Dans le panorama politique ouest-africain, la Communauté Économique des États de l’Afrique de l’Ouest (CEDEAO) a longtemps été perçue comme un pilier de la stabilité régionale et un gardien des principes démocratiques. Cependant, les récentes décisions prises lors du sommet extraordinaire à Abuja le 24 février 2024 révèlent une réalité alarmante : une institution en proie à l’incohérence, à la compromission et, au fond, à un processus d’autodestruction.
La décision de lever les sanctions financières et économiques contre la Guinée, ainsi que la levée des restrictions sur le recrutement des citoyens maliens au sein des institutions de la CEDEAO, témoignent d’une volte-face étonnante. Le traitement similaire accordé au Niger, après le putsch du 26 juillet 2023, ne fait qu’accentuer cette impression de faiblesse et d’incohérence. En cédant aux pressions et en renonçant à ses sanctions, la CEDEAO envoie un message désastreux : les coups d’État ne sont pas tant condamnés que tolérés, pourvu qu’ils réussissent. Ils peuvent être tolérés, voire récompensés.
La création de l’Alliance des États du Sahel (AES) par le Niger, le Mali et le Burkina Faso, en réaction à l’attitude de la CEDEAO, constitue un camouflet sans précédent. Ces États, en se retirant de l’organisation régionale, dénoncent non seulement son inefficacité, mais aussi sa perte de légitimité. La CEDEAO se trouve ainsi dans une situation paradoxale : en cherchant à préserver l’unité, elle a engendré une scission plus profonde.
Face à cette situation, il est légitime de s’interroger sur l’avenir de la CEDEAO. Comment pourra-t-elle gérer de futurs putschs ou crises politiques, alors qu’elle a déjà montré sa propension à la compromission ? La CEDEAO, en choisissant la facilité et le renoncement, a non seulement trahi ses principes, mais aussi sapé sa propre autorité.

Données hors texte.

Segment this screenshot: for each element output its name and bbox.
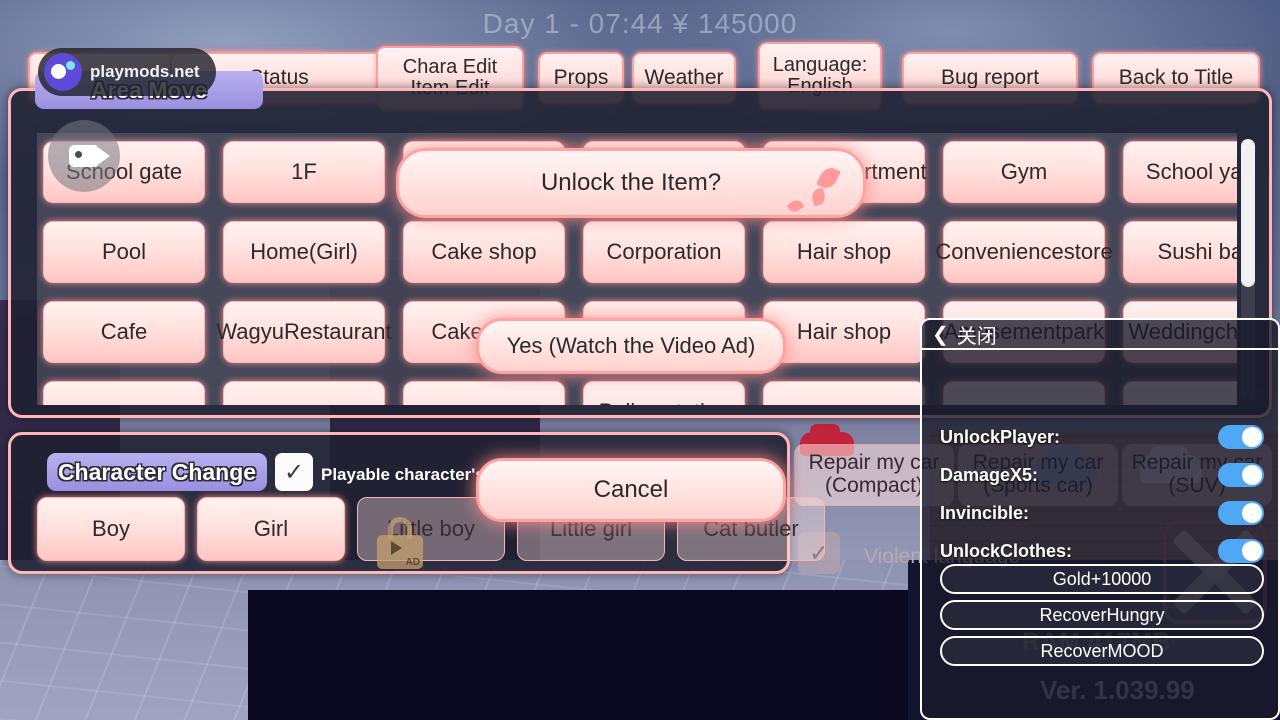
- locked-ad-icon: AD: [377, 517, 423, 569]
- unlock-item-dialog-title: Unlock the Item?: [396, 148, 866, 218]
- area-cell-label: Cake shop: [431, 239, 537, 265]
- topbar-label-line1: Chara Edit: [402, 56, 498, 78]
- area-cell[interactable]: [43, 381, 205, 405]
- area-cell[interactable]: Pool: [43, 221, 205, 283]
- area-cell-label: Corporation: [606, 239, 722, 265]
- topbar-label: Props: [553, 65, 609, 89]
- area-cell[interactable]: [403, 381, 565, 405]
- sakura-petal-icon: [786, 197, 805, 215]
- mod-toggle-row-invincible[interactable]: Invincible:: [940, 498, 1264, 528]
- area-cell[interactable]: 1F: [223, 141, 385, 203]
- camera-record-button[interactable]: [48, 120, 120, 192]
- character-change-title: Character Change: [47, 453, 267, 491]
- area-cell[interactable]: Sushi bar: [1123, 221, 1237, 283]
- playable-character-ai-label: Playable character's A: [321, 465, 502, 484]
- area-cell-label: Home(Girl): [250, 239, 358, 265]
- character-cell[interactable]: Boy: [37, 497, 185, 561]
- area-cell-label: School yard: [1145, 159, 1237, 185]
- area-cell[interactable]: Wagyu Restaurant: [216, 301, 392, 363]
- dialog-title-text: Unlock the Item?: [540, 169, 722, 196]
- topbar-label-line1: Language:: [772, 54, 868, 76]
- toggle-switch-invincible[interactable]: [1218, 501, 1264, 525]
- area-cell[interactable]: Corporation: [583, 221, 745, 283]
- mod-button-recover-mood[interactable]: RecoverMOOD: [940, 636, 1264, 666]
- area-cell-label: Cafe: [100, 319, 148, 345]
- area-move-scroll-thumb[interactable]: [1241, 139, 1255, 287]
- mod-menu-back-label: 关闭: [956, 325, 997, 348]
- mod-toggle-label: UnlockClothes:: [940, 540, 1073, 561]
- area-cell-label: 1F: [291, 159, 317, 185]
- dialog-yes-watch-ad-button[interactable]: Yes (Watch the Video Ad): [476, 318, 786, 374]
- area-cell[interactable]: Home(Girl): [223, 221, 385, 283]
- playmods-logo-icon: [44, 53, 82, 91]
- area-cell[interactable]: Convenience store: [935, 221, 1113, 283]
- area-cell[interactable]: Hair shop: [763, 221, 925, 283]
- mod-toggle-label: Invincible:: [940, 502, 1030, 523]
- area-cell-label: Restaurant: [284, 319, 392, 345]
- playmods-watermark-label: playmods.net: [90, 62, 200, 81]
- area-cell[interactable]: Hair shop: [763, 301, 925, 363]
- toggle-switch-unlockplayer[interactable]: [1218, 425, 1264, 449]
- playmods-watermark: playmods.net: [38, 48, 216, 96]
- character-cell[interactable]: Girl: [197, 497, 345, 561]
- toggle-switch-damagex5[interactable]: [1218, 463, 1264, 487]
- topbar-label: Bug report: [940, 65, 1040, 89]
- character-cell-label: Boy: [92, 516, 130, 541]
- mod-button-recover-hungry[interactable]: RecoverHungry: [940, 600, 1264, 630]
- area-cell[interactable]: Gym: [943, 141, 1105, 203]
- play-triangle-icon: [391, 541, 402, 555]
- area-cell[interactable]: Cafe: [43, 301, 205, 363]
- checkbox-check-glyph: ✓: [283, 458, 305, 486]
- sakura-petal-icon: [810, 187, 827, 207]
- dialog-cancel-button[interactable]: Cancel: [476, 458, 786, 522]
- area-cell[interactable]: [763, 381, 925, 405]
- character-cell-label: Girl: [253, 516, 289, 541]
- topbar-label: Back to Title: [1118, 65, 1234, 89]
- mod-menu-panel: ❮ 关闭 UnlockPlayer: DamageX5: Invincible:…: [920, 318, 1280, 720]
- area-cell-label: Gym: [1000, 159, 1048, 185]
- mod-toggle-row-damagex5[interactable]: DamageX5:: [940, 460, 1264, 490]
- area-cell-label: Sushi bar: [1157, 239, 1237, 265]
- mod-toggle-label: UnlockPlayer:: [940, 426, 1061, 447]
- mod-toggle-row-unlockplayer[interactable]: UnlockPlayer:: [940, 422, 1264, 452]
- toggle-switch-unlockclothes[interactable]: [1218, 539, 1264, 563]
- mod-button-gold[interactable]: Gold+10000: [940, 564, 1264, 594]
- video-camera-icon: [69, 145, 110, 167]
- topbar-label: Weather: [644, 65, 724, 89]
- mod-menu-back-button[interactable]: ❮ 关闭: [922, 320, 1278, 350]
- area-cell-label: Police station: [599, 400, 730, 405]
- chevron-left-icon: ❮: [932, 323, 949, 346]
- area-cell-label: Convenience: [935, 239, 1064, 265]
- area-cell-label: Hair shop: [796, 319, 892, 345]
- dark-overlay-lower: [248, 590, 908, 720]
- area-cell-label: store: [1063, 239, 1113, 265]
- mod-toggle-label: DamageX5:: [940, 464, 1039, 485]
- area-cell-label: Pool: [101, 239, 147, 265]
- playable-character-ai-checkbox[interactable]: ✓: [275, 453, 313, 491]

Une question se pose alors avec acuité : comment peut-on sérieusement espérer que cette organisation soit prise au sérieux lorsqu’elle fait preuve d’une telle inconsistance dans l’application de ses propres règles ? S’est-elle transformée en une coquille vide, incapable de défendre les valeurs démocratiques et la stabilité régionale qu’elle prétendait jadis incarner ? Seul l’avenir nous le dira, mais une chose est certaine : la crédibilité et l’autorité de la CEDEAO sont désormais sérieusement compromises. Elle ne fait pas que trahir les aspirations démocratiques de millions de citoyens d’Afrique de l’ouest ; elle scie la branche sur laquelle elle est assise.